JC - Acredita que é possível alguma mudança no texto?
Reginete - Acredito que sim, mas isso vai depender muito do acordo de líderes. Penso que se houver mudanças, deve ser mudado aquele conjunto de isenções que foram atribuídas. No texto original, trabalhamos em isenções para queles setores que são fundamentais, como isenção na cesta básica, produtos da saúde, mas também naqueles setores que são essenciais para o conjunto da sociedade. O que justifica, em nome da empregabilidade, dar isenção para a indústria automobilística? O Senado acrescentou algumas coisas que talvez, na Câmara, a gente possa vir a fazer algumas alterações.

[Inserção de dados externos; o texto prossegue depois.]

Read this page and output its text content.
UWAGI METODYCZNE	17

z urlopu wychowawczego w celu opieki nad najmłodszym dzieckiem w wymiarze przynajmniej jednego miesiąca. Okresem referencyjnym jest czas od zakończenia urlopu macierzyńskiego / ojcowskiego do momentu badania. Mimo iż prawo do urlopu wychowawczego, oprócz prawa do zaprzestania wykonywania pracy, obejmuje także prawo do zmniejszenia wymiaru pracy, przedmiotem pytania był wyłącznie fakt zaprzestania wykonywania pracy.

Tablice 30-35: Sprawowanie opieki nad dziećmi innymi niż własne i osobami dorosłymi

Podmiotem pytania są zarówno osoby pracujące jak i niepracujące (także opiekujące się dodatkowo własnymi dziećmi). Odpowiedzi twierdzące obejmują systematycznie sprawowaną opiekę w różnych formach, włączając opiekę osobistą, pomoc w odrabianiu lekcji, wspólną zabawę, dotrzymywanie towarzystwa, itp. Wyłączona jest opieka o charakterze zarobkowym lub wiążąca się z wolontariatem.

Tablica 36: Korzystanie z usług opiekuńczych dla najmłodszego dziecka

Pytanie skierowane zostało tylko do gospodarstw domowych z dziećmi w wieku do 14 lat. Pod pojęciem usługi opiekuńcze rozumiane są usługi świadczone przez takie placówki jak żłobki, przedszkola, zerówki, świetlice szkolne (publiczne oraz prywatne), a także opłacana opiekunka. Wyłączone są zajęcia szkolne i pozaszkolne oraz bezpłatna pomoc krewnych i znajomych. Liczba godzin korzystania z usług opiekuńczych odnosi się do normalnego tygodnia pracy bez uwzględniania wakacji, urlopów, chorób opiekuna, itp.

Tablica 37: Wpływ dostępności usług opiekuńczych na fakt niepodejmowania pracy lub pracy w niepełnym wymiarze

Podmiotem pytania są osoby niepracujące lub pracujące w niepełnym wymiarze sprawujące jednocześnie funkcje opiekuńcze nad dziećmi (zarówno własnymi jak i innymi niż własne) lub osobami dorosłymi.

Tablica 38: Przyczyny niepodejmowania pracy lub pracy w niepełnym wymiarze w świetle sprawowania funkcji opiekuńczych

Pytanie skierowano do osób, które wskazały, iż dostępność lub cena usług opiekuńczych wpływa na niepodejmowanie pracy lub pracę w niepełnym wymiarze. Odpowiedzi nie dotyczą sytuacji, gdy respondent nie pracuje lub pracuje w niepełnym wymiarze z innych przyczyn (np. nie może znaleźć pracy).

Reginete Bispo é socióloga, formada pela Ufrgs. Nasceu em Marau e mudou-se para Passo Fundo. Iniciou a militância social junto à Pastoral da Juventude e na luta pela reforma agrária. É ativista dos direitos hmanos nas pautas de enfrentamento ao machismo, ao racismo e do movimento de mulheres negras. Integra o Movimento Negro Unificado desde 1990. Em 2018, foi eleita suplente na chapa ao Senado encabeçada por Paulo Paim (PT). Concorreu em 2022 à Câmara dos Deputados e assumiu como primeira suplente em fevereiro de 2023, após o deputado Paulo Pimenta (PT) se tornar ministro da Secretaria de Comunicação Social. No governo do RS, na gestão Olívio Dutra (PT, 1999-2002), foi diretora do Departamento de Desenvolvimento de Recursos Humanos; e, no governo de Tarso Genro (PT, 2011-2014), foi assessora do Conselho de Desenvolvimento Econômico e Social. Em 2011, recebeu a Medalha de Honra ao Mérito de Ensino e, em 2018, o prêmio Zumbi dos Palmares, da Assembleia Legislativa. Representou o Brasil, em 2012, na 3ª Conferência Internacional de Solidariedade da África do Sul. Foi consulesa honorária do Senegal no RS. É sócia-fundadora do Instituto Akanni - Pesquisa e Assessoria em Direitos Humanos, Gênero, Raça e Etnia.